Tornado Occurrence Modelling and Equivalent Tornado Design Wind Profile for Canada
Abstract
The tornadoes can be devastating to structures and infrastructure systems. They can cause fatalities and economic losses. In this thesis, the tornado hazard for Canada is systematically assessed. The use of three spatial point processes (i.e., Poisson, zero-inflated Poisson, and negative binomial models) are first investigated in a hierarchical structure to predict the tornado occurrence rate by considering the annual cloud-to-ground lightning flash density and annual thunderstorm days as covariates. An existing historical tornado catalogue with reported tornado events up to 2009 is considered and the population bias effect in estimating the tornado occurrence rate is included. Both the Bayesian technique and the maximum likelihood method are used to estimate the model parameters. It was shown that the NB model outperforms the other two judged based on statistical criteria such as the Akaike information criterion or Bayesian information criterion.
As the existing tornado catalogue is not up to date, a new tornado catalogue with reported events up to 2019 is developed. By using the existing and new tornado catalogue, the modeling of tornado occurrence rate focused on southern Ontario – a region that is prone to tornado in Canada – is carried out. Also, an assessment of the rate of the tornado striking a site of interest is estimated by incorporating the statistics of the tornado path characteristics. The striking rate and an adopted probabilistic tornado wind field model are then used to estimate the tornado wind velocity hazard maps. It is shown that for a point-like structure, a simple tornado design wind profile could be developed based on the specified return period value of the tornado wind velocity at different heights. This concept is extended for a line-like structure based on the return period values of the bending moment and shear force along the height of the structure. In all cases, the tornado design wind profile is expressed as a function of the tornado wind speed at 10 m height.

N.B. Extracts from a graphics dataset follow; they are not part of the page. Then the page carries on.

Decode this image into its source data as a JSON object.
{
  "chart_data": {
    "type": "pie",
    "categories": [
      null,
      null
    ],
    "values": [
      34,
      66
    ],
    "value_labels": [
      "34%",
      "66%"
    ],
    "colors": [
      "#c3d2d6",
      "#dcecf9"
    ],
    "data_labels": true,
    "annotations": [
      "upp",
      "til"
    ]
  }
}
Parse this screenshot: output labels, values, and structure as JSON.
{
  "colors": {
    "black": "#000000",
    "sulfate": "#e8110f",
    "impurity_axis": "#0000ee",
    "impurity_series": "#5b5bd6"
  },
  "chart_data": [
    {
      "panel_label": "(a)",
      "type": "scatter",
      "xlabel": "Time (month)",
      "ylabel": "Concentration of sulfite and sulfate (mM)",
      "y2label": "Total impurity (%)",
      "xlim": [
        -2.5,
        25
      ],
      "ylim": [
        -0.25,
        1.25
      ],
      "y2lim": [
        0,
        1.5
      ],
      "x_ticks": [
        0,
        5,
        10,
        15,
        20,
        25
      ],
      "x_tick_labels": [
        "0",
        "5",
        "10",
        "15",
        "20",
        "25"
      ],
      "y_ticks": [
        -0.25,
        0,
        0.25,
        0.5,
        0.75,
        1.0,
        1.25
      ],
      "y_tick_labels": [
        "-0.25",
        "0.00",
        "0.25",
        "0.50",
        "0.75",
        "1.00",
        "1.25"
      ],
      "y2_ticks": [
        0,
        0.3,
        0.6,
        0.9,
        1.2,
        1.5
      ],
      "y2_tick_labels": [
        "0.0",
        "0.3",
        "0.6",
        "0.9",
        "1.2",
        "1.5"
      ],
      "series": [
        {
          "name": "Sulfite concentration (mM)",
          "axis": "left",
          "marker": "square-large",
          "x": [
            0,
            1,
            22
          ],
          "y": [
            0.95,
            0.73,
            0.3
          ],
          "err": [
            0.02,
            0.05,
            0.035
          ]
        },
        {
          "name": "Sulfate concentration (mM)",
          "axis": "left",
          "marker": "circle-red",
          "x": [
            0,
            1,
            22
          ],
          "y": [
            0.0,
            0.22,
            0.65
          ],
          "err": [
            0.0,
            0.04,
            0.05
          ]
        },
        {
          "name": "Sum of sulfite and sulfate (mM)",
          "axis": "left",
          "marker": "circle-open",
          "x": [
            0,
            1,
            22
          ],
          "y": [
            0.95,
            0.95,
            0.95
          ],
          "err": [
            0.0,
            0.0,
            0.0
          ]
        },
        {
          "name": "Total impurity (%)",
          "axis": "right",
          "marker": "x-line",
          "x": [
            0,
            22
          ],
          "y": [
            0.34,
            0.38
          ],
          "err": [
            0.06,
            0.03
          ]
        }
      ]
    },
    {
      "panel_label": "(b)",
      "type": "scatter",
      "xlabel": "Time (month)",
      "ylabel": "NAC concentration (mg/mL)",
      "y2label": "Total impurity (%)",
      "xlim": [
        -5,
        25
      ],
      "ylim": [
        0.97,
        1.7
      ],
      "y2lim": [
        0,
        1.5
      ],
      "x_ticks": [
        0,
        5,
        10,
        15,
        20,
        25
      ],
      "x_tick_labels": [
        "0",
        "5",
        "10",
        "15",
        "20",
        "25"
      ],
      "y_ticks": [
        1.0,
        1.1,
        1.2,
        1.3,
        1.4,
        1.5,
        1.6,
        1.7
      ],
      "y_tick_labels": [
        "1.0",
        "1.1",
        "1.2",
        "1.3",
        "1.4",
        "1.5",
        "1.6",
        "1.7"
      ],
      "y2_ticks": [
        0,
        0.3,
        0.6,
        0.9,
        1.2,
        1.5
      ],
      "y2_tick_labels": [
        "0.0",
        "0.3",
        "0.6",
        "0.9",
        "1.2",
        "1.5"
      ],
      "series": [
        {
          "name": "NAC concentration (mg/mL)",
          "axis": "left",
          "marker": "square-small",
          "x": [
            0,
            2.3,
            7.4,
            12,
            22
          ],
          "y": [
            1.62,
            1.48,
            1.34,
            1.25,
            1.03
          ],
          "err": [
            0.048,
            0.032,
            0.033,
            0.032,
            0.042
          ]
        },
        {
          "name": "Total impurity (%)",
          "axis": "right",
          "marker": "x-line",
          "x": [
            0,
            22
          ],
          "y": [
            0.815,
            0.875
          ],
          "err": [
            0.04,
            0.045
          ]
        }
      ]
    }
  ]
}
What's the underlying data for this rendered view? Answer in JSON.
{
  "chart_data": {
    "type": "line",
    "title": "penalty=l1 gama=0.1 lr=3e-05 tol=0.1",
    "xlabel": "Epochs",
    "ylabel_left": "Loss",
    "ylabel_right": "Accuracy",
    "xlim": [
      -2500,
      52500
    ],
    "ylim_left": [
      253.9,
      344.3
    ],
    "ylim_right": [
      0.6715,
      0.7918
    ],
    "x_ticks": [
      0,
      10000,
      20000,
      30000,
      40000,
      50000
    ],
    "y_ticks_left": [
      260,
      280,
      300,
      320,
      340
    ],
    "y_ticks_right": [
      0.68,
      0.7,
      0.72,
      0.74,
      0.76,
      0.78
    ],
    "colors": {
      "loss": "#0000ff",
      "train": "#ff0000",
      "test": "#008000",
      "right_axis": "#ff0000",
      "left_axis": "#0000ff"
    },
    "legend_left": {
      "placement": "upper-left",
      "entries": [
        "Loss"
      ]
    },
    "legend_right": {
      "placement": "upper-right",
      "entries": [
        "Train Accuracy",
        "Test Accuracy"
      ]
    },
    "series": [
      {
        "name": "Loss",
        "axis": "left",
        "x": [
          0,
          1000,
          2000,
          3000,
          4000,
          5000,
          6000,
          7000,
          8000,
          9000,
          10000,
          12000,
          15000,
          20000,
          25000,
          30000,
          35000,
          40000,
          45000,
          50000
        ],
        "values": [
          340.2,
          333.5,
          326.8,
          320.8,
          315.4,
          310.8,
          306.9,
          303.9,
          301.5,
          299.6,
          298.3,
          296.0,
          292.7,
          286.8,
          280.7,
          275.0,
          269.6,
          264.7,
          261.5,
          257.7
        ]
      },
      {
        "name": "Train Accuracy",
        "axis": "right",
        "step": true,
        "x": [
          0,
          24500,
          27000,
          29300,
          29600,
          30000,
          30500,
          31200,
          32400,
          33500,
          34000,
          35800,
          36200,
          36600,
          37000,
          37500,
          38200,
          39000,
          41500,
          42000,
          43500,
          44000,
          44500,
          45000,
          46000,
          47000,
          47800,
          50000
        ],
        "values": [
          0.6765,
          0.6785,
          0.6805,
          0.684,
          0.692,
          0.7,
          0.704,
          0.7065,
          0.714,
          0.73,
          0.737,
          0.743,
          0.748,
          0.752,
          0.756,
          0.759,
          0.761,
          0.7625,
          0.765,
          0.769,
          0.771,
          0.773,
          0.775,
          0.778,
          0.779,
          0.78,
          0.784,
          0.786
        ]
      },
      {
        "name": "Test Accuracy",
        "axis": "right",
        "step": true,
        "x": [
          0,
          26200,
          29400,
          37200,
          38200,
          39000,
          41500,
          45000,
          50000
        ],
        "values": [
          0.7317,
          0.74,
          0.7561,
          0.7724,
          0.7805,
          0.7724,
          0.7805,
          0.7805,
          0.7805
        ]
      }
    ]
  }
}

The development of the tornado wind hazard map and tornado design wind profile is extended to Canada. For the development, the Poisson model, zero-inflated Poisson model, and negative binomial model, as well as the adaptive Gaussian kernel smooth technique, are used to model tornado occurrence. The modeling again takes into account the tornado reporting bias due to population density and uses the cloud-to-ground lightning flash density and the thunderstorm days as the explanatory variables. The tornado wind velocity hazard maps for Canada, in terms of wind velocity at 10 m height above the ground surface for different return period T, VT(10), are presented. Most importantly, it is shown that a simple equivalent tornado design wind profile can still be developed for regions with significant different tornado activities. The developed tornado design wind profile only depends on VT(10), which greatly facilitates its potential use for structural design subjected to tornado wind load and its possible implementation in structural design code and standards. It is shown that the tornado winds could dominate the wind hazard as the length of the footprint of an infrastructure system or the area of the footprint of a structure increases. This indicates that the consideration of tornado winds is necessary for a spatially extended building complex and infrastructure system that are critical for the safe operation of the society.